In my case, in addition to creating statistics, I had to refactor some queries to apply filters in CTEs before the JOINs.
This significantly reduced estimation errors, especially with correlated columns, and helped the planner pick better execution plans.

Michal Cyncynatus • Dec 24 '25

Thanks for sharing! It's really interesting to see how CTEs affect row estimation—that's a great tip to keep in mind for my own tests. 🤩

Which Postgres version are you running? I know since PG 12 they’ve moved away from always materializing CTEs toward treating them more like inlined subqueries. I’m a big fan of this post on using CTEs as optimization barriers to guide the planner—definitely worth a read.

Mateus Rauli • Dec 25 '25

I started using PostgreSQL after version 12, so I didn't experience the old behavior directly.
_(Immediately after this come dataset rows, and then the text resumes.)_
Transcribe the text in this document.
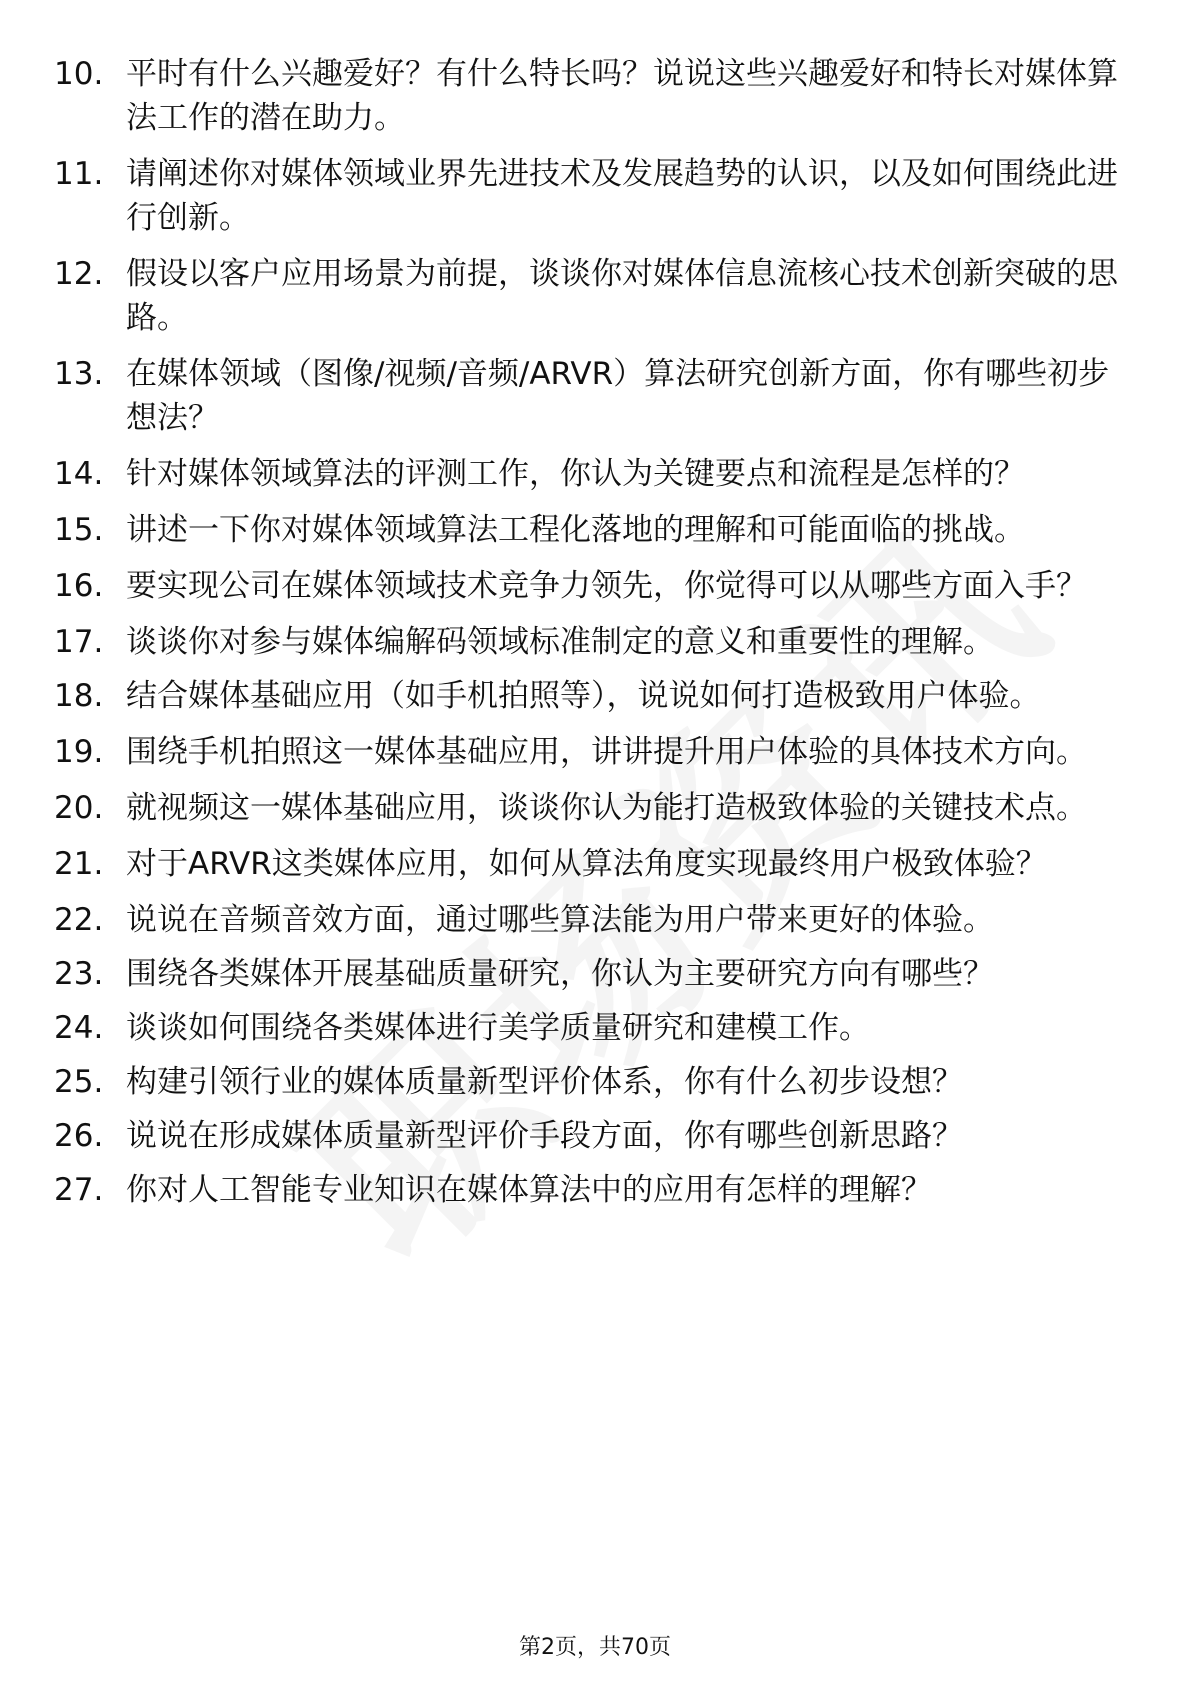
10. 平时有什么兴趣爱好？有什么特长吗？说说这些兴趣爱好和特长对媒体算法工作的潜在助力。
11. 请阐述你对媒体领域业界先进技术及发展趋势的认识，以及如何围绕此进行创新。
12. 假设以客户应用场景为前提，谈谈你对媒体信息流核心技术创新突破的思路。
13. 在媒体领域（图像/视频/音频/ARVR）算法研究创新方面，你有哪些初步想法？
14. 针对媒体领域算法的评测工作，你认为关键要点和流程是怎样的？
15. 讲述一下你对媒体领域算法工程化落地的理解和可能面临的挑战。
16. 要实现公司在媒体领域技术竞争力领先，你觉得可以从哪些方面入手？
17. 谈谈你对参与媒体编解码领域标准制定的意义和重要性的理解。
18. 结合媒体基础应用（如手机拍照等），说说如何打造极致用户体验。
19. 围绕手机拍照这一媒体基础应用，讲讲提升用户体验的具体技术方向。
20. 就视频这一媒体基础应用，谈谈你认为能打造极致体验的关键技术点。
21. 对于ARVR这类媒体应用，如何从算法角度实现最终用户极致体验？
22. 说说在音频音效方面，通过哪些算法能为用户带来更好的体验。
23. 围绕各类媒体开展基础质量研究，你认为主要研究方向有哪些？
24. 谈谈如何围绕各类媒体进行美学质量研究和建模工作。
25. 构建引领行业的媒体质量新型评价体系，你有什么初步设想？
26. 说说在形成媒体质量新型评价手段方面，你有哪些创新思路？
27. 你对人工智能专业知识在媒体算法中的应用有怎样的理解？
第2页，共70页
That said, I've read quite a bit about how CTEs used to act as hard optimization barriers.

Currently, I'm using PostgreSQL 16 and plan to migrate to 18. My experience so far has been with CTEs behaving more like embedded subqueries, which has been very useful for structuring, analyzing, and maintaining complex queries.

Sanjeev Singh • Dec 24 '25

Thank you for strong, practical insight. As a production DBRE, I don’t chase perfect plans; we optimize for predictability, guardrails, and minimizing blast radius when the planner is wrong — issues like skewed data, correlated columns, and function-wrapped predicates are exactly what we see in heavy-read production workloads.